Di sekitar kita, ada banyak sekali lansia dhuafa yang membutuhkan bantuan kita semua seperti Mbah Semi dan mbah waginem . mbah semi adalah penjual sapu lidi, Sapu lidi yang ia jual seharga Rp5.000 adalah satu-satunya harapan untuk bertahan hidup. Namun sering kali, tak ada satu pun yang membeli. Kalau pun ada, hasilnya hanya cukup membeli sebungkus nasi kecil, yang harus ia bagi untuk dimakan dua kali meski sudah basi

Kisah sedih juga dialami oleh mbah katinem.Dari pagi hingga sore, Mbah berkeliling kampung menjajakan jamu. Tapi sering kali dagangannya sepi pembeli. Kadang beliau hanya membawa pulang Rp20.000 sehari, bahkan tak jarang pulang dengan tangan kosong. Namun perjuangan Mbah bukan untuk dirinya sendiri. Di rumah kecilnya, ada sang anak berusia 57 tahun yang terbaring lemah karena stroke. Tak bisa bicara, tak bisa bergerak, hanya bisa berharap pada ibunya yang sudah renta.

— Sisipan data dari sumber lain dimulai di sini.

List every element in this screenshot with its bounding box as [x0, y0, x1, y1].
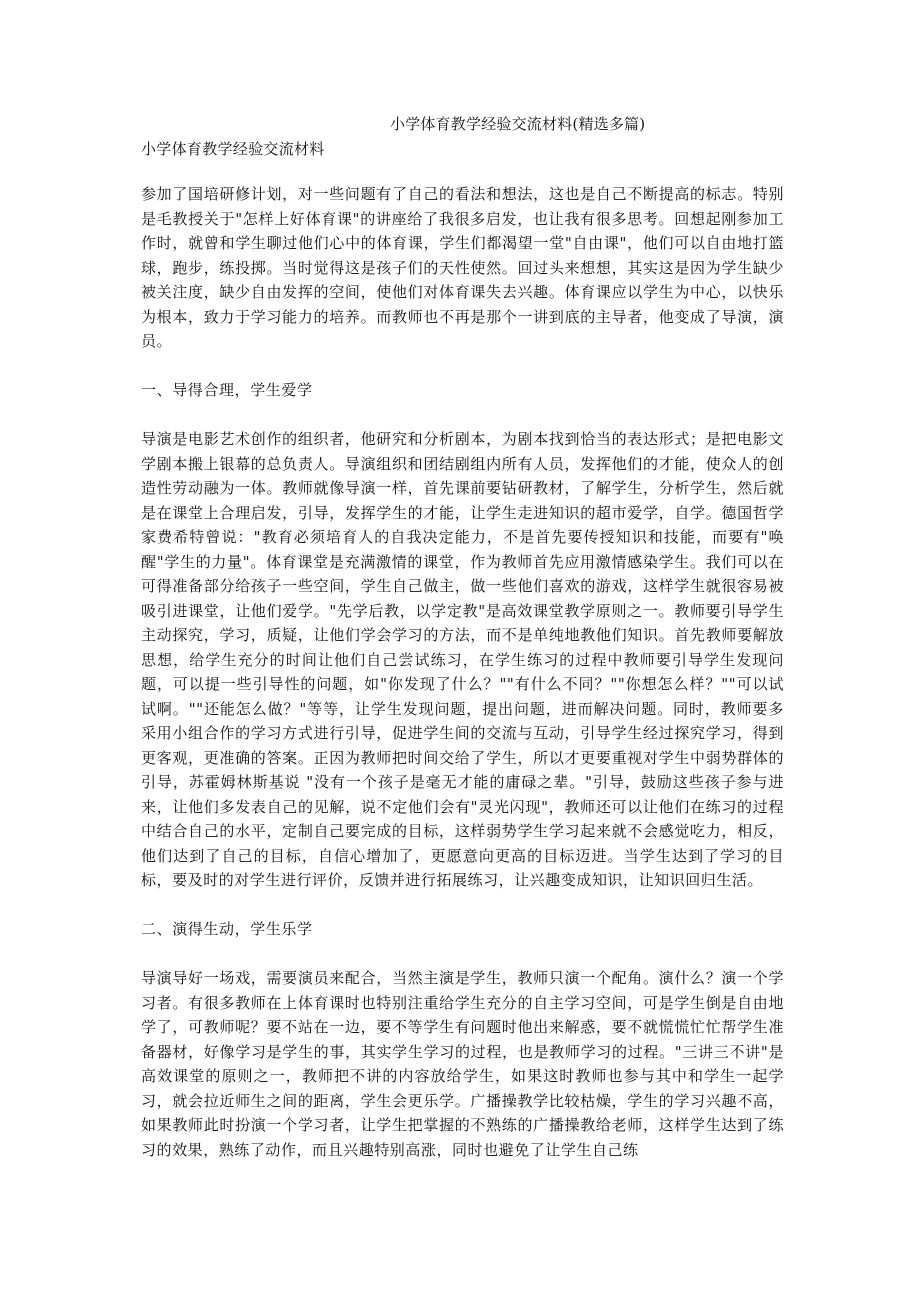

Mereka adalah para pejuang tangguh yang menolak menyerah pada takdir, meski mata mulai kabur dan pendengaran kian memudar. Kita sering melihat mereka tegak berdiri di pinggir jalan dengan nafas yang tersengal, meraba aspal dengan tongkat kayu kusam, atau memikul keranjang dagangan seberat belasan kilogram hingga berkilo-kilo meter jauhnya. Di mata dunia, mereka mungkin hanya pedagang kecil, namun di balik itu ada perjuangan harga diri yang luar biasa besar.
Tidak ada jaminan hari tua,Yang ada hanyalah keringat yang bercucuran, mengalir di sela-sela keriput wajah dan bercampur dengan debu jalanan yang menyesakkan dada. Mereka bertaruh dengan kesehatan yang kian menurun hanya demi upah beberapa ribu rupiah.jumlah yang seringkali bahkan tidak cukup untuk membeli satu liter beras berkualitas baik.
Setiap hari yang mereka lalui adalah sebuah pertaruhan dengan nasib. Jika hujan turun atau tubuh jatuh sakit, maka meja makan mereka akan kosong. Kesunyian di hari tua mereka bukan lagi ketenangan, melainkan kesepian yang mencekam karena harus berjuang sebatang kara. Mereka adalah pahlawan bagi diri mereka sendiri, yang tetap memilih memeras keringat daripada harus menadahkan tangan di perempatan jalan.